The findings suggest that AI can play a critical role in improving existing therapies. In this case, AI-powered ConvergeAB produced an upgraded version of an established cancer therapy without a human in the loop, and only 10 top sequences had to be tested in the lab, offering a more efficient path to refining existing drug offerings, with less reliance on traditional trial-and-error methods. The work reflects Converge Bio’s broader vision of building a “computational lab of the future,” where AI can simulate, test, and refine ideas digitally before they reach the lab. This would significantly reduce the time, cost, and experimental burden traditionally associated with drug discovery.

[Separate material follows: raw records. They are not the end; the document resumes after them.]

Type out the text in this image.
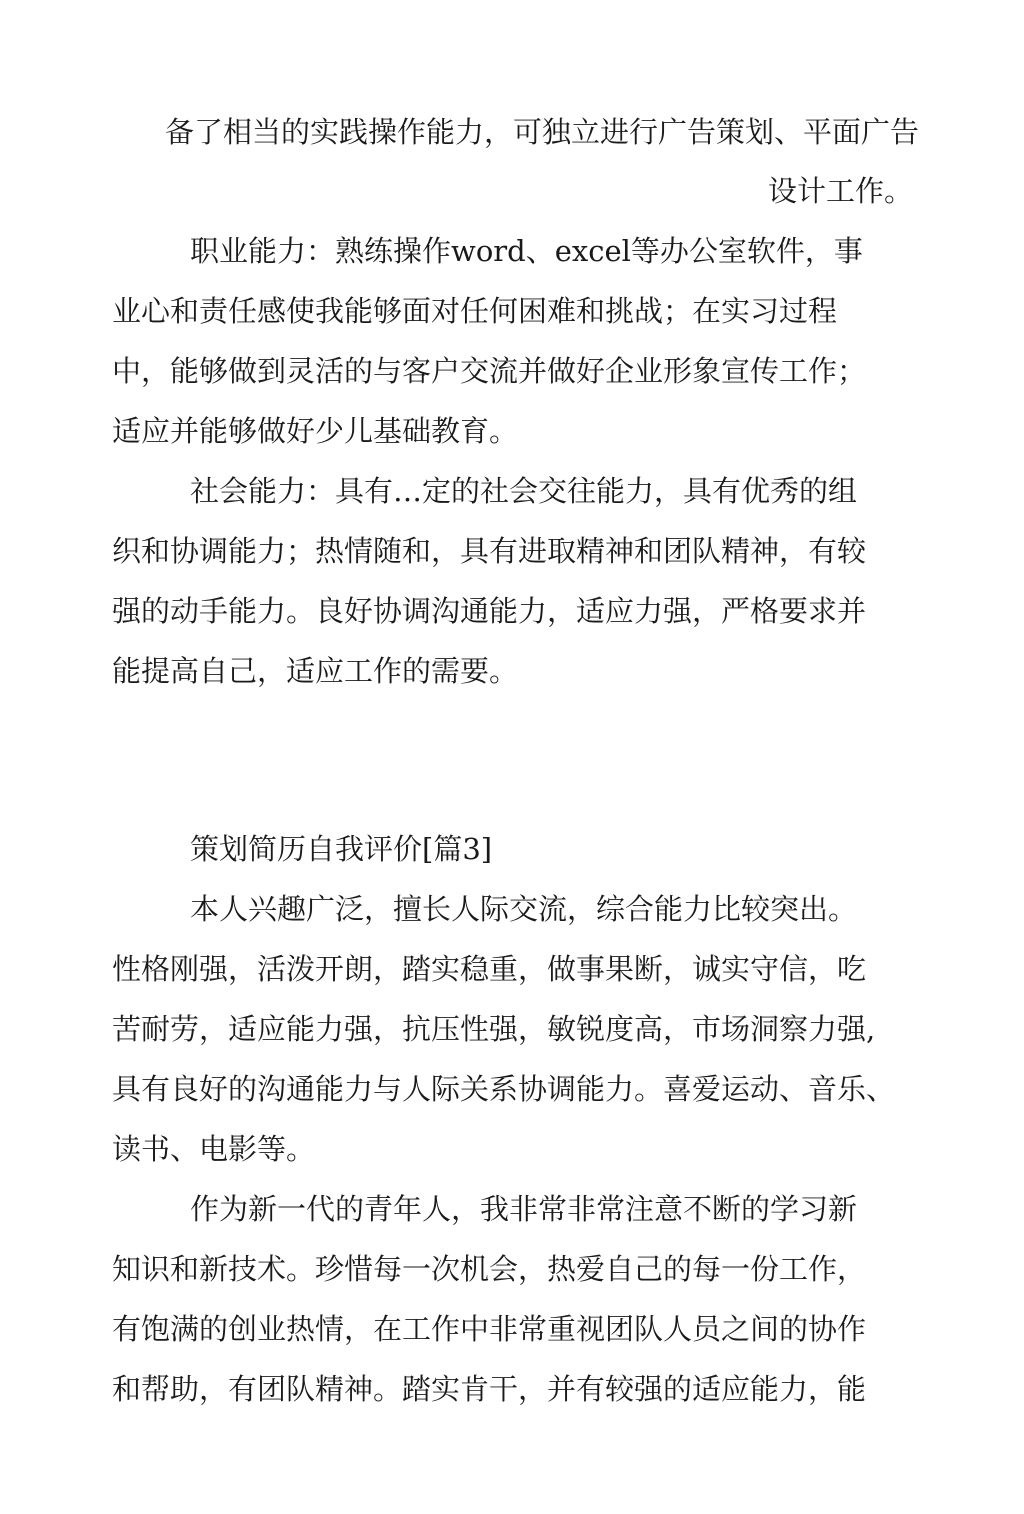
备了相当的实践操作能力，可独立进行广告策划、平面广告
设计工作。
职业能力：熟练操作word、excel等办公室软件，事
业心和责任感使我能够面对任何困难和挑战；在实习过程
中，能够做到灵活的与客户交流并做好企业形象宣传工作；
适应并能够做好少儿基础教育。
社会能力：具有…定的社会交往能力，具有优秀的组
织和协调能力；热情随和，具有进取精神和团队精神，有较
强的动手能力。良好协调沟通能力，适应力强，严格要求并
能提高自己，适应工作的需要。
策划简历自我评价[篇3]
本人兴趣广泛，擅长人际交流，综合能力比较突出。
性格刚强，活泼开朗，踏实稳重，做事果断，诚实守信，吃
苦耐劳，适应能力强，抗压性强，敏锐度高，市场洞察力强,
具有良好的沟通能力与人际关系协调能力。喜爱运动、音乐、
读书、电影等。
作为新一代的青年人，我非常非常注意不断的学习新
知识和新技术。珍惜每一次机会，热爱自己的每一份工作，
有饱满的创业热情，在工作中非常重视团队人员之间的协作
和帮助，有团队精神。踏实肯干，并有较强的适应能力，能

“This work began as an internal experiment to see how far our platform could go, and our results reinforce what is possible in therapeutic development through AI,” says Dov Gertz, CEO and Co-Founder of Converge Bio. “What stands out is both the quality of the results and the pace at which we were able to reach them. In just eight hours, we moved from a single prompt to a set of candidates that demonstrated meaningful improvements, giving a solid example of how AI can compress what has traditionally been a long and intensive process into a far shorter timeframe.”